Дверь отворилась, на пороге - девчушка лет двенадцати-тринадцати. В отцовском тулупе, рукава закатаны втрое, шапка-ушанка на самые брови надвинута, а из-под неё глаза смотрят - светлые, серые, как у волчонка. Настороженные, но без страха. Смотрит на меня и молчит. И вот что занятно: девчонку эту я сразу узнал, хоть и видел-то её до того раза два, не больше. Ленка. Дочка Светланы, что позапрошлой осенью к нам в деревню перебралась. Из города, говорили, сбежала от мужа-пьяницы, дом купила самый крайний, что с провалившимся крыльцом, и зажила тихо, огородом да случайными заработками. Люди к ней присматривались, но не лезли - поняли, что не хочет человек чужих глаз, и правильно поняли. Деревня у нас небольшая, дворов тридцать, и народ живёт с пониманием: если человек не ищет компании, значит, есть у него на то причина, и нечего к нему в душу лезть с расспросами. Но если помощь нужна - заметят и помогут, тоже без лишних слов. Помню, как Светлана в первый месяц дрова колола, так наутро глядит - полполенницы уже наколото, и мужики наши сидят на завалинке у сельсовета, будто ни при чём. Она потом ходила, спрашивала, кто, - никто не признался. Так у нас заведено.
- Лена? - говорю. - Ты чего тут, одна? Далеко ведь от дома. Мать знает?
Она помолчала, покусала губу. В тулупе этом она была похожа на маленького медвежонка, который не знает, то ли ему рыкнуть, то ли обратно в берлогу нырнуть. Потом вздохнула и отвечает негромко, но без особого смущения:
- Знает. Я сказала, что к вам на заимку пойду.
- Ко мне? - я даже головой помотал от удивления. - А я-то тебе зачем?
- Смотреть, - говорит она просто. - Как вы живёте. Ну, что делаете в лесу, как печку топите, как тихо сидите.

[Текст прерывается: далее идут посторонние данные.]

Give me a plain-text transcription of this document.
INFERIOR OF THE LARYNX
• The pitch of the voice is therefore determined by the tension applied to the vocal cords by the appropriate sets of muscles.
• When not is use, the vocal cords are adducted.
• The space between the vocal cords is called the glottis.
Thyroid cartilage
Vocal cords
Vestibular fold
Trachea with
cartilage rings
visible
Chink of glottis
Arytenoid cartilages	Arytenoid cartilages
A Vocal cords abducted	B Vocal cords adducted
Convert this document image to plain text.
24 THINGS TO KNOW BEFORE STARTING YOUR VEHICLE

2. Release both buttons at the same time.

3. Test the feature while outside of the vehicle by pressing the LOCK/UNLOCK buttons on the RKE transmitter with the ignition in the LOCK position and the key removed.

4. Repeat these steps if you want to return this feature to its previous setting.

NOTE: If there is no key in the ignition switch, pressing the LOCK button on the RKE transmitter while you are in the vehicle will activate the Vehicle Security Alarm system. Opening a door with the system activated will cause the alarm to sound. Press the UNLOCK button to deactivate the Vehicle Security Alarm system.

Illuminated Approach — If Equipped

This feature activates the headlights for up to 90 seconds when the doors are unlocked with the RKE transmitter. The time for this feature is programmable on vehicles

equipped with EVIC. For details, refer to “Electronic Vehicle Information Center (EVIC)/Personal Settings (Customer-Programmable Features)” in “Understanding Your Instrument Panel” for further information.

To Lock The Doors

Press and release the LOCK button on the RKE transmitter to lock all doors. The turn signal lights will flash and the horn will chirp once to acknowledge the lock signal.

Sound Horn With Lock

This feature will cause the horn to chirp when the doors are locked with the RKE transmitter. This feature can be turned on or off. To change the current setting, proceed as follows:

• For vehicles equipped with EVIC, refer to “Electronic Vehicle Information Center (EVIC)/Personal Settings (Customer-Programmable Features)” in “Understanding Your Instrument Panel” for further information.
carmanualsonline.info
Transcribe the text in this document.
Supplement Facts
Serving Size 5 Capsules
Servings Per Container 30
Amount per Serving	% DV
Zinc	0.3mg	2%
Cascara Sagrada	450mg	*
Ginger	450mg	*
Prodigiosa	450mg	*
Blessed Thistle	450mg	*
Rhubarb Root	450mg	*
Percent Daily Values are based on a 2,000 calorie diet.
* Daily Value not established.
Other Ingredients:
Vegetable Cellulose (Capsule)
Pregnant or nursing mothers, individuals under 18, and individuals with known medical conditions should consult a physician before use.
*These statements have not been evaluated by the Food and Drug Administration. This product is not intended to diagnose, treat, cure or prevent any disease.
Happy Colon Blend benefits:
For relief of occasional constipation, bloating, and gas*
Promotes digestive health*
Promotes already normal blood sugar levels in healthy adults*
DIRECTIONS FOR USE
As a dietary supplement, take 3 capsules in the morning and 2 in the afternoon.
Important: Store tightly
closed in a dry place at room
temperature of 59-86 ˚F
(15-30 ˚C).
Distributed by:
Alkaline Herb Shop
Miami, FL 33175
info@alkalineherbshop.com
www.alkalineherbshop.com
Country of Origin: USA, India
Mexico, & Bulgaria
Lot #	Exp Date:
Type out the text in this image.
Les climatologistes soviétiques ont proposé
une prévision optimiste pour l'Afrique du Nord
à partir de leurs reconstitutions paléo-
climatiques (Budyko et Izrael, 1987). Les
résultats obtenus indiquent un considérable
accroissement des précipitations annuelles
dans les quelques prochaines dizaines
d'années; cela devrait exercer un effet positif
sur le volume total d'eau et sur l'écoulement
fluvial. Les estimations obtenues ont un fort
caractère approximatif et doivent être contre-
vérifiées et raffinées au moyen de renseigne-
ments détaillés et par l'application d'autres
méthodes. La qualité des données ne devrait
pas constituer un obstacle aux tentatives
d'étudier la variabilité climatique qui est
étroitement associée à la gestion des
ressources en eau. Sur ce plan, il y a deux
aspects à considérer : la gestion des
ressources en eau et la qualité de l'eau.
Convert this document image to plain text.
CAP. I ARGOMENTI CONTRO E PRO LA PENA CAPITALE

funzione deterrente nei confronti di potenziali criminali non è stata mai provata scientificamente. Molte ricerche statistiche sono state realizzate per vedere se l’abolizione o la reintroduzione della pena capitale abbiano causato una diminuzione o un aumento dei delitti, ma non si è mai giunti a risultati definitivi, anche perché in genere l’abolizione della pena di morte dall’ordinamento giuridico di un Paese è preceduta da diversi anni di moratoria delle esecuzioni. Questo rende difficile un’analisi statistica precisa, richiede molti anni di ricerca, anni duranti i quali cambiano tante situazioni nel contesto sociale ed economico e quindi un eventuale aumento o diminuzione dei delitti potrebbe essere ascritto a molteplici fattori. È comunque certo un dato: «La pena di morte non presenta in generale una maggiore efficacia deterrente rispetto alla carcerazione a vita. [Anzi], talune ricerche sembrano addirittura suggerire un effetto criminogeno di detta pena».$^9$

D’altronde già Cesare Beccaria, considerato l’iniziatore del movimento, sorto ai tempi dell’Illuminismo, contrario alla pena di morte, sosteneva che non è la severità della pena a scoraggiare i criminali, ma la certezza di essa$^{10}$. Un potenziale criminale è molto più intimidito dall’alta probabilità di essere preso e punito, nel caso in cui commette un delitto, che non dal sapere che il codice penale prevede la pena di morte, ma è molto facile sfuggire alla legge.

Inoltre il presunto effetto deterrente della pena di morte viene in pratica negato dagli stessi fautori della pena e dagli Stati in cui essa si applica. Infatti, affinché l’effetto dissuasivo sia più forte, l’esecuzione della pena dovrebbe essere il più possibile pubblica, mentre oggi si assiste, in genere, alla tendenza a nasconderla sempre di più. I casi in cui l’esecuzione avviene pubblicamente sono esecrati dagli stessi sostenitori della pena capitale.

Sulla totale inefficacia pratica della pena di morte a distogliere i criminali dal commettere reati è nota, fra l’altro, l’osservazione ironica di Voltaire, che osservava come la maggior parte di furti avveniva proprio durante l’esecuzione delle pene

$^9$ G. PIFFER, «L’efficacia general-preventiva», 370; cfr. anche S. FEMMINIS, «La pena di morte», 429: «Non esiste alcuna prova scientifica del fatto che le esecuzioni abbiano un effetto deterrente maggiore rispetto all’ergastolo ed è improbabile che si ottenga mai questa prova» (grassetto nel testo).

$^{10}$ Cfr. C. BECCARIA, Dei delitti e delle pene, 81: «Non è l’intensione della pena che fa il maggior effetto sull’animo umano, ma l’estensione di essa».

Вот тебе и раз. Смотреть, как я тихо сижу. Признаться, я даже растерялся. Ко мне гости редко ходят - так, сосед заглянет иногда, соль попросить или просто новости узнать, да и то не в зимовьё, а домой, в деревню. А тут - девчонка, городская, одна в лесу, за несколько километров от дома, и пришла «смотреть, как я тихо сижу». Ну и дела.
Я хмыкнул, шагнул через порог, прикрыл за собой дверь. В зимовье было тепло, даже жарковато с мороза. Печка гудела, вытягивала воздух, на чугунной конфорке стоял законченный чайник, из носика парок поднимался. Пахло сухими травами - видать, девчонка какой-то сбор заварила, мяту или зверобой. Я принюхался: мята, точно, и ещё что-то сладковатое, вроде душицы. Или это мне показалось. На лавке лежал её рюкзачок, аккуратно зашнурованный, а рядом - керосиновая лампа, старая, ещё отцова, с надтреснутым стеклом. Она, значит, её нашла, заправила, фитиль выставила правильно - свет мягкий, ровный, без копоти. А это, скажу я тебе, не каждый взрослый сделает с первого раза. Тут надо знать, что фитиль должен выступать ровно на полмизинца, не больше и не меньше, иначе или копоть пойдёт, или гореть будет тускло. И керосина надо наливать не под горлышко, а на три четверти, чтобы воздух оставался. Отец меня этому учил, и я, выходит, до сих пор помню каждое его слово. А девчонка, видать, сама догадалась, методом тыка. Это мне в ней сразу понравилось.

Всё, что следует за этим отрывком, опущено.